Non, un « prêtre pédophile » n’est pas un pléonasme !

Ecrivain, journaliste
Son blog
 

L’épiscopat français a donné les chiffres lundi : neuf prêtres sont aujourd’hui emprisonnés pour des faits pédophiles. Si l’on y rajoute les 37 qui ont déjà purgé leur peine, et les 26 qui sont mis en examen, on recense 72 cas, soit 0,48 % des prêtres actuellement en exercice, comme le calcule Jean-Marie Guénois, du Figaro, tout en précisant que 60 % des faits rapportés datant des années 70 ou 80, il faudrait les rapporter, en sus, au nombre de prêtres de l’époque, cinq fois plus élevé.
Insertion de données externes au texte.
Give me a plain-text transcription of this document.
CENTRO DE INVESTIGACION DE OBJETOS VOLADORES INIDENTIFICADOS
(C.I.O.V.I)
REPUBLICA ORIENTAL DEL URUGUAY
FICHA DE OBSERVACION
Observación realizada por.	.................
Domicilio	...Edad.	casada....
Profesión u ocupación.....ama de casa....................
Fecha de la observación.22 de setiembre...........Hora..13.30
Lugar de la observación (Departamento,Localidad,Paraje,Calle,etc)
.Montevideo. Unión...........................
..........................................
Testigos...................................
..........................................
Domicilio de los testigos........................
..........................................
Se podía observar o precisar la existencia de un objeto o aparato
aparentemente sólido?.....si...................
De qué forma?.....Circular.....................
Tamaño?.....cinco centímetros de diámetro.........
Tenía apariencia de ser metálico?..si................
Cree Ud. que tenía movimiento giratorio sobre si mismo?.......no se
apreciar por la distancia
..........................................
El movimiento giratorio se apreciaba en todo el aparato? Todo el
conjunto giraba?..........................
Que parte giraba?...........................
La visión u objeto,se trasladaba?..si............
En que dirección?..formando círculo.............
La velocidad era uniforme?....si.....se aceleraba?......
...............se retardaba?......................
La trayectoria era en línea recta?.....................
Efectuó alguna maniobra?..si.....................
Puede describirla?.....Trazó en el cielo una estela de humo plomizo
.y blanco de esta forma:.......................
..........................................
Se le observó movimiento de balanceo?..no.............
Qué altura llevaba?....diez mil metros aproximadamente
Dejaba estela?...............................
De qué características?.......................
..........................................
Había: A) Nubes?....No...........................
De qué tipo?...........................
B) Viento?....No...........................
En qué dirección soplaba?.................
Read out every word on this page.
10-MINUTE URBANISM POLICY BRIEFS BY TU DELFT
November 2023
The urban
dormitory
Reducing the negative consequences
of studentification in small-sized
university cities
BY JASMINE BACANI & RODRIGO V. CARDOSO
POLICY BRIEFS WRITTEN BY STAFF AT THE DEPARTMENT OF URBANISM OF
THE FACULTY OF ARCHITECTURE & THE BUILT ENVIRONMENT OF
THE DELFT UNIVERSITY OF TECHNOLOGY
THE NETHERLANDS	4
Nous sommes d’accord, tout cela n’excuse rien. On ne peut que comprendre les tombereaux d’insultes qui se déversent sur l’Église dès lors qu’un prêtre est impliqué dans l’une de ces sordides affaires. Bien sûr, la vindicte est, pour partie, artificiellement excitée par une presse anticléricale, mais elle est aussi spontanée. Et c’est, somme toute, sain. C’est parce que le prêtre n’est pas, malgré la déchristianisation générale du pays, un homme « ordinaire » dans l’imaginaire collectif que l’indignation se déchaîne. Un mauvais curé est « pire », parce qu’il devrait être meilleur. C’est parce qu’il est, encore, sur un piédestal, parce qu’il bénéficie d’un crédit respect et confiance — dont il use pour commettre son forfait — qu’il suscite tant de colère. Et c’est parce que la pédophilie reste (et l’on ne peut que s’en réjouir) un interdit inviolable — sans doute le dernier — que la foule se déchaîne.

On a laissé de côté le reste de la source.